See it at work on my blog www.cyh.io

Completed Features:

  • Index, Post, Page and Tag archive templates
  • Customized pagination
  • Jump to top anchor link
  • Smooth scrolling with links
  • Customized social icons
  • AddThis smart overlay sharing
  • Customized favicon
  • Author info displayed outside of main loop
  • Offcanvas menu for social links on mobile
  • Disqus comment on each post
  • Google Analytics
  • Google Font
  • Control blog background image using Ghost's Blog Cover setting

Foundation Use:

  • see js/foundation.mix.js for foundation JS compiled
  • see scss/_foundation.scss for foundation scss complied

Scss Library:

  • /foundation/ : includes all Foundation 5 components
  • _foundation.scss : @import statements for F5 components included
  • _foundation_setting.scss : controlling variables for F5 styles
  • _normalize.scss : by Nicolas Gallagher http://necolas.github.io/normalize.css/
  • /functions/ : custom functions utilized by this theme
  • _islay.scss : controlling variables and customized functions for this theme
  • styles.scss : main stylesheet for this theme

Partials:

  • addthis : my AddThis embed code
  • author : hard-coded author info. Author info saved in setting can only be retrieved in main loop. doesn't work for my purpose.
  • footer : the footer
  • pagination : overwrite Ghost's default pagination
  • post-item : the post used to display on index pages
  • post-meta : timestamp and tag labels of a post, included in post-item
  • sidebar : column to display blog title, blog description and social links
  • disqus-thread : my Disqus comment embed code
  • offcanvas-menu : offcanvas menu containing social links
  • ga-tracking : my Google Analytics tracking code snippet
  • tag-item : customized tag item template
  • ogtag : open graph meta tags No longer needed with Ghost v0.5.0.

Build using Grunt:

The project is natively set up to work perfectly using Mixture. In addition, it now supports building using Grunt. The grunt tasks are set up to mimic the system Mixture uses. Theme development using either method should work just fine.

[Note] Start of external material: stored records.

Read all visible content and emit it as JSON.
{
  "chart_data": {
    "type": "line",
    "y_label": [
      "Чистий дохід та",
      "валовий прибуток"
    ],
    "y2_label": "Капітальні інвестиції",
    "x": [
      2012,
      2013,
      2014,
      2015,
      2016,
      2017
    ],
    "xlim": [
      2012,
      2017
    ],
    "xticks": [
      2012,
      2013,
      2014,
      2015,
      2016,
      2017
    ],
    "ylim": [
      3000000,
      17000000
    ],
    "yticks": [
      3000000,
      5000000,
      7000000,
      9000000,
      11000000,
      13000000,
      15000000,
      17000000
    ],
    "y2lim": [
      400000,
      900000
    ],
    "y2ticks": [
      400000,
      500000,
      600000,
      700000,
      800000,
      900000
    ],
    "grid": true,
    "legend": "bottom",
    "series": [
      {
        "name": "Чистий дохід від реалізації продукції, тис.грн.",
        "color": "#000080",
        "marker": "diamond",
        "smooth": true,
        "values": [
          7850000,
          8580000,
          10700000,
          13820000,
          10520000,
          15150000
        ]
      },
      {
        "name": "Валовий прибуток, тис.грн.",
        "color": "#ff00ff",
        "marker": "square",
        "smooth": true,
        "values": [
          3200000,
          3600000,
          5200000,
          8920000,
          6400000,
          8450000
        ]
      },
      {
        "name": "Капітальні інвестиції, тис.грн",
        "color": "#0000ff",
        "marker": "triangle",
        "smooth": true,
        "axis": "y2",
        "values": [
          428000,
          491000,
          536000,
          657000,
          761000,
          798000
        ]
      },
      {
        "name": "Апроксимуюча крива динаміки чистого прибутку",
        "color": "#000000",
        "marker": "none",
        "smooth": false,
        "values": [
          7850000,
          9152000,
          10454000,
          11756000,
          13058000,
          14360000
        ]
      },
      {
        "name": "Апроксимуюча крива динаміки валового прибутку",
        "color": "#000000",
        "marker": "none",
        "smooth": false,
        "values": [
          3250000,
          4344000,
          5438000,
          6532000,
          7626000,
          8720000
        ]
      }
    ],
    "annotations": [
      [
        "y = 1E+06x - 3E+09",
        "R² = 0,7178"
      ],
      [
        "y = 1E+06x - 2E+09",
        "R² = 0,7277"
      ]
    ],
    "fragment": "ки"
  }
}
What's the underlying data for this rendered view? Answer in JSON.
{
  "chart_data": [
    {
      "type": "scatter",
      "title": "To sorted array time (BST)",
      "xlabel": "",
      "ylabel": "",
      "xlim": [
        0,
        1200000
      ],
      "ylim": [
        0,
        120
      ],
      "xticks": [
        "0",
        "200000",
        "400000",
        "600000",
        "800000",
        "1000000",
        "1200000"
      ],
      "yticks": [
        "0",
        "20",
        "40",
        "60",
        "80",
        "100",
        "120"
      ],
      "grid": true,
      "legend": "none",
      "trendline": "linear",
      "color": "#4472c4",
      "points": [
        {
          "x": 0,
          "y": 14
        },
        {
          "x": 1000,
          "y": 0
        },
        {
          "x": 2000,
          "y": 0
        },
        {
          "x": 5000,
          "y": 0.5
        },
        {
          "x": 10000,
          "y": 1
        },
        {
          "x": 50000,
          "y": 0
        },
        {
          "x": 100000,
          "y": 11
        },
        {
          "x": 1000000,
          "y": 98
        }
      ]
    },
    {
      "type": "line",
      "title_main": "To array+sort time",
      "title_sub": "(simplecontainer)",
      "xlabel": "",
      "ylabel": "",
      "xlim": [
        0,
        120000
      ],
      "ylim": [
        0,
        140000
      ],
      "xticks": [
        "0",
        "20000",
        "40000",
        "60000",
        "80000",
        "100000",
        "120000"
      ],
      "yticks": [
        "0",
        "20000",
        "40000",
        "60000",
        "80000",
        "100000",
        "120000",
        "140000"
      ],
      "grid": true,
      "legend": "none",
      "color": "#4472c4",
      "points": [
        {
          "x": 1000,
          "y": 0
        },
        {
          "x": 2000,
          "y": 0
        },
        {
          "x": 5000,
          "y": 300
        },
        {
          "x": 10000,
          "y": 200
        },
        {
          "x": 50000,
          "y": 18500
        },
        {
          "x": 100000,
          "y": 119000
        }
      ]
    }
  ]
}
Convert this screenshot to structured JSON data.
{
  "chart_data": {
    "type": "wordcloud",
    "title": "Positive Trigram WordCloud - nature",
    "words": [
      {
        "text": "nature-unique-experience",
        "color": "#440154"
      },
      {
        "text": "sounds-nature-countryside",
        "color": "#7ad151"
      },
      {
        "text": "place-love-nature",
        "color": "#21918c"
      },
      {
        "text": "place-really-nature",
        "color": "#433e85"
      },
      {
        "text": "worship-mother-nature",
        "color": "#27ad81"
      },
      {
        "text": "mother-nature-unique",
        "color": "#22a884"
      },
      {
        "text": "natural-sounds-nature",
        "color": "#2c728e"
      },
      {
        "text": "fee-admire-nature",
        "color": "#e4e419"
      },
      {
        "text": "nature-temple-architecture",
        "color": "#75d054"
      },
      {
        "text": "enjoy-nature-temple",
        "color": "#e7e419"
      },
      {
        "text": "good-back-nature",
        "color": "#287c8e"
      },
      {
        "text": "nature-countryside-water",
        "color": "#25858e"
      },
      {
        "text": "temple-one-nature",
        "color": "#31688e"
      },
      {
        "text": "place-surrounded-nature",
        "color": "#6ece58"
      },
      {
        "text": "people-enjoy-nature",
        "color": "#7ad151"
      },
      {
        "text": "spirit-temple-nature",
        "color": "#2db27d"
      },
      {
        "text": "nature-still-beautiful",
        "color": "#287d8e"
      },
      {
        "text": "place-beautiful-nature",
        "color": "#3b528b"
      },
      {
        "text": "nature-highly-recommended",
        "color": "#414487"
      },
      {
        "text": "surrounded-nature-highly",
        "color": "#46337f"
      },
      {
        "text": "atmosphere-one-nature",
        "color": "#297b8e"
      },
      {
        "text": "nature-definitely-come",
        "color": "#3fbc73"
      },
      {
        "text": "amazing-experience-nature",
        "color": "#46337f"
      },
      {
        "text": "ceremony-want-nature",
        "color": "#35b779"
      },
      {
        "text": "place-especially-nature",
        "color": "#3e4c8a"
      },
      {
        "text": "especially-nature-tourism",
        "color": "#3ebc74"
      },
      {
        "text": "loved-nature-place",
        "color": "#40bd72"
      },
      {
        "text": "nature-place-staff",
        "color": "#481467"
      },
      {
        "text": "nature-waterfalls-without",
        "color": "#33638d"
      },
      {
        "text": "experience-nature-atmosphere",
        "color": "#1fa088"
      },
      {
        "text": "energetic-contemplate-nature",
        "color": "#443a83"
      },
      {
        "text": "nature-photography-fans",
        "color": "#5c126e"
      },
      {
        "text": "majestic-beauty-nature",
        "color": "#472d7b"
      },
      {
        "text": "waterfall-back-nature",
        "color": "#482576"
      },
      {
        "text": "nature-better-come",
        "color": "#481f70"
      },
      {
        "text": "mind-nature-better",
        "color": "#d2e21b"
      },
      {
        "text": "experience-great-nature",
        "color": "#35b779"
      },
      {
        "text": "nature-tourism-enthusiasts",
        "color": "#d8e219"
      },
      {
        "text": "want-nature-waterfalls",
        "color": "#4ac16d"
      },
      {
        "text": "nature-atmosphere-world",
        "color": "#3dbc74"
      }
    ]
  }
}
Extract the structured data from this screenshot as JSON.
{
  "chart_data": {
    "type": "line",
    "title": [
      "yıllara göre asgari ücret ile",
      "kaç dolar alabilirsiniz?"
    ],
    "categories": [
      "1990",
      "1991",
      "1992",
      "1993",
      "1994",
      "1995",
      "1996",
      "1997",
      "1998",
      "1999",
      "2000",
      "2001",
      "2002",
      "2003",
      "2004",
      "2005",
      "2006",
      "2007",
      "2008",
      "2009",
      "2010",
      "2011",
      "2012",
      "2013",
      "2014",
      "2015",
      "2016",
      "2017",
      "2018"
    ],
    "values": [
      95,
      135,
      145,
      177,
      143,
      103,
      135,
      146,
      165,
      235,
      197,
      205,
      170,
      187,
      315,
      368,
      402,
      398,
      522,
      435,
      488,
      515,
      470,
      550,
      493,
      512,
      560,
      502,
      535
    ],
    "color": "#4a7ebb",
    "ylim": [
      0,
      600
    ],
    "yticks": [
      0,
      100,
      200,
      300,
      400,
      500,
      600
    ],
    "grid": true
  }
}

  • See package.json for npm dependancies
  • Run grunt to compile and distribute minified css and js for the live site to use
  • Run grunt debug to compile nested css and unminified js for use during debugging or development
  • Run grunt js:debug or grunt css:debug separate if you just want to compile either css or js for debugging or development
  • Run grunt watch will trigger js:debug and css:bebug when either a scss or js file changes
  • Remember to run grunt after development to get the proper production files compiled

IMPORTANT NOTES:

  • To properly build using grunt, you need to have both Ruby and Sass installed on your machine. This is a requirement for grunt-contrib-sass.

  • I chose to use grunt-contrib-sass over the faster grunt-sass because it supports all the Sass features fully. Grunt-sass does not. This is key to process the custom functions I wrote for the theme.

  • Foundation 5 currently supports up to Sass 3.2. It will still compile fine if you have Sass 3.3 installed (like me). But it may not work past that version. See this issue for more information. I put a quite option in the grunt task to mute any deprecation warning. To see them, simply comment out that opton in grunt.js yourself.

Theme author: Chienyi Cheri Hung @cyhung

Version: 0.1.7

MIT License. See LICENSE for details.

LASTEST UPDATES:

v0.1.7

  • Added optional background-image using Ghost's @blog.cover setting. If no blog cover, defaults to black.
  • Removed hard-coded background-image in theme style.

v0.1.6

  • Added Autuprefixer package and grunt task

v0.1.5

  • To use Ghost 0.5.0 features: Added Cover Image displaying inside the post; Removes call to ogtag partial.
  • Link in post-excerpt now has the underline style as it should.
  • Added in /functions/ folder, reorder the structure.